Bonnie stieß ein leises Bellen aus, als die Morgan meine Wohnung betrat, und trottete zu der Besucherin. Ein schwaches Schnüffeln an den dünnen Stützstrümpfen, und meine Hündin wandte sich ab und legte sich wieder an ihren Platz. Sie behielt den Neuankömmling im Auge, doch sie blieb unaufgeregt. Bonnie hat einen Riecher für die Polizei in jeder Verkleidung.
»Bonnie erinnert sich an Sie«, sagte ich. »Möchten Sie vielleicht ein Glas Wein?«
»Das wäre sehr freundlich«, sagte die Morgan und lächelte Ganesh strahlend an. »Schön, auch Sie einmal wiederzusehen, Mr. Patel.«
»Danke gleichfalls«, sagte Ganesh. »Ich dachte …«
Ich funkelte ihn an, und er verstummte.
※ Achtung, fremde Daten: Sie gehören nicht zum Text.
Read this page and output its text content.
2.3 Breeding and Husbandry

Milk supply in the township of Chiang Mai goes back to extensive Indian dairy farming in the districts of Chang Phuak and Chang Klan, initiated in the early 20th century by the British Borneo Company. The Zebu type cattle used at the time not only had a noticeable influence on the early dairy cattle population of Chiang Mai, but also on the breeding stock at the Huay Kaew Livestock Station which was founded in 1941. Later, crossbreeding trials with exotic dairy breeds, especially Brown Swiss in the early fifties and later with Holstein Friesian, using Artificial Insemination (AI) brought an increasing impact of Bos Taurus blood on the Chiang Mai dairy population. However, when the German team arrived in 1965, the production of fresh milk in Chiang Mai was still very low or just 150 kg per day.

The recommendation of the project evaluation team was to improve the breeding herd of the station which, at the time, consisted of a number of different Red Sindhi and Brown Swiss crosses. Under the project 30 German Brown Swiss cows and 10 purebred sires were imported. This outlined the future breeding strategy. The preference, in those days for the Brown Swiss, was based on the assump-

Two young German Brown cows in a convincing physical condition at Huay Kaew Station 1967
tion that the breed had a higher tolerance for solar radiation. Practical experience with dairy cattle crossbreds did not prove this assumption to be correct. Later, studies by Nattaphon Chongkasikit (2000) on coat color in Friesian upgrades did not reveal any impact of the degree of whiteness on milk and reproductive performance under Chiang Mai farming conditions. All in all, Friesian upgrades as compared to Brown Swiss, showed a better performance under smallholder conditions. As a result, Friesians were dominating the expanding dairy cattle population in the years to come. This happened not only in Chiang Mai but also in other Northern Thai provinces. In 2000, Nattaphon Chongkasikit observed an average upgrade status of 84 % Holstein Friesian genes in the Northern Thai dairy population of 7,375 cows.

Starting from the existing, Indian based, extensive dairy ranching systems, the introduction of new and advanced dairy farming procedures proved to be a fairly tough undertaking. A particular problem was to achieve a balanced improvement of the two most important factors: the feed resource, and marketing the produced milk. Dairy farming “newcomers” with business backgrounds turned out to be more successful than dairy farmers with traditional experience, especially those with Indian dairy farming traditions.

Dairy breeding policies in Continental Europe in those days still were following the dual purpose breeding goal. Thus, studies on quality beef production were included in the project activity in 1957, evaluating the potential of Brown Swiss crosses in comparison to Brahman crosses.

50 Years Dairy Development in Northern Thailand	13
Ich wusste, dass er sagen wollte, er hätte gedacht, dass Polizisten im Dienst nicht trinken.
Morgan schien es erraten zu haben. »Das hier ist ein inoffizieller Besuch«, sagte sie. »Ich bin nicht im Dienst. Ich habe frei.« Sie hob das Glas. »Cheers!« Sie nippte an dem Wein und verzog das Gesicht. »Ich habe einen Bericht über einen Todesfall erhalten, der sich heute irgendwann in Mrs. Dukes Detektei ereignet hat«, fuhr sie im Plauderton fort.
Sie stellte das Weinglas auf meinem neu angeschafften Wohnzimmertisch ab. Es ist ein großer, schwerer Tisch mit einer Platte, die auf einem geschnitzten Elefanten ruht.